Wu, a member of the men’s water polo team, spoke later about the importance of athletics outside the classroom.

“Everything I’ve learned from athletics has translated into the classroom and into social interactions,” he said. “Whether I’m trying to reach out to a lab personal investigator when I want to do research, or I’m talking to a professor — it’s all that respect, working together, communication, and common courtesy that we learn.”

“It makes a huge difference in the person that they turn out to be,” he continued. “Kids love to play, so if they can balance that with schoolwork, that can help them in the academic scene and extracurriculars — it all goes hand in hand.”

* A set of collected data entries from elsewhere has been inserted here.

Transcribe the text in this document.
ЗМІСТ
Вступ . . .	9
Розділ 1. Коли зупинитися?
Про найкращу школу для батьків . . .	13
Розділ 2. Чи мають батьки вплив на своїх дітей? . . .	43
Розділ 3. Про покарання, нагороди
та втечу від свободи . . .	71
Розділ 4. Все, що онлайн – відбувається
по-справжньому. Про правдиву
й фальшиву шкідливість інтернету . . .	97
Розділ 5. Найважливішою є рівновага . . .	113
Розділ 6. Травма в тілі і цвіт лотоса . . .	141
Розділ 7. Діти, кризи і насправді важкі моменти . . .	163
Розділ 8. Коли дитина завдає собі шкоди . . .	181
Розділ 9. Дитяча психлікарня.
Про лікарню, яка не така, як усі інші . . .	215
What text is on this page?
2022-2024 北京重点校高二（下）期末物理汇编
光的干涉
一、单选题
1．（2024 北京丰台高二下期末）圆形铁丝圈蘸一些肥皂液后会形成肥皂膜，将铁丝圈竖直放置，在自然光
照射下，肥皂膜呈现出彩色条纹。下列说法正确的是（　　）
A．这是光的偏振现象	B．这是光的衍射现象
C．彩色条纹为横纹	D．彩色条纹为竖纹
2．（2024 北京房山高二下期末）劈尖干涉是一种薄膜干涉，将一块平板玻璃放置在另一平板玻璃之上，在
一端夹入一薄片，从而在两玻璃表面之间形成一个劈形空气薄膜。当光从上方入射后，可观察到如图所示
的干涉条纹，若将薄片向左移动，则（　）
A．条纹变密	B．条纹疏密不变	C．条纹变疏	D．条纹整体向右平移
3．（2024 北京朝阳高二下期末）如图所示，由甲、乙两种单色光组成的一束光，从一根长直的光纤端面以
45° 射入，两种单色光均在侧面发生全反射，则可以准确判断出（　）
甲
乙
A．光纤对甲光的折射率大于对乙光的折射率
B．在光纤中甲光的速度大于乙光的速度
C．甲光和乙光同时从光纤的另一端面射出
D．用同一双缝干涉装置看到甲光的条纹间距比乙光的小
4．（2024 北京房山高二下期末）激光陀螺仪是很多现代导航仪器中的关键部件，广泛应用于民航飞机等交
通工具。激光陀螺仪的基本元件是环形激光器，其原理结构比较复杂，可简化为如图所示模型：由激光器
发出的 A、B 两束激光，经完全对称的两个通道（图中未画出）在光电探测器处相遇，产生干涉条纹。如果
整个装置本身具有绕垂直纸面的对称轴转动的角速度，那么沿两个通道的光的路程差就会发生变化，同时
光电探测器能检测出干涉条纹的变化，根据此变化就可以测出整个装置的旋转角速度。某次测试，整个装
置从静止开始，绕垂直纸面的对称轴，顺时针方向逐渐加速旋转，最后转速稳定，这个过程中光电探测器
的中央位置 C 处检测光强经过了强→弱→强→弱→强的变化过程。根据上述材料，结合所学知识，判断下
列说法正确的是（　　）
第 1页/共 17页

The collaboration between Harvard and Gardner Pilot Academy dates back more than a decade. In March 2020, when COVID-19 pushed both the University and the Academy online, activities like the reading session became one of the best ways for students to stay connected.

“Having these scholars hop into these Zooms — or in real times hop into the classroom — it’s really inspiring for the students to see that that can be them,” said Ariana Fusco, partnerships manager at Gardner Pilot. “That they have this experience, and with Harvard being so close to GPA, it’s a great role model for students to see and to ask questions.

“We want these students to excel — not just now, but their entire life. We believe that giving them these resources now is going to provide them with a bright future.”

The partnership supports the Academy’s mission to not to only teach students in the classroom, but also to support them outside it with social, emotional, and enrichment programs. “It provides an avenue for these students — especially students who are having a hard time at home, having a hard time with a pandemic — that shows them that could be them on the screen. They can go to Harvard. They can do that,” said Fusco. “GPA is just here to help them navigate and bring these partnerships and bring these resources to students.”

The Harvard students closed the session by taking questions from the fourth-graders, who asked what economics was (business with more math and more theory), how many sports there are at Harvard (42), and how old you have to be to go to college (around 18, but many people go when they are older).

The final question was a group favorite. The class was in the middle of reading Harry Potter, and wanted to know whether the undergraduates were fans of the popular J.K. Rowling series. The answer was yes, especially given that Harvard’s intramural activities include Quidditch — the magical sport of the Harry Potter world — albeit without the flying broomsticks.

Competition for the Class of 2029 team looks like it will be fierce.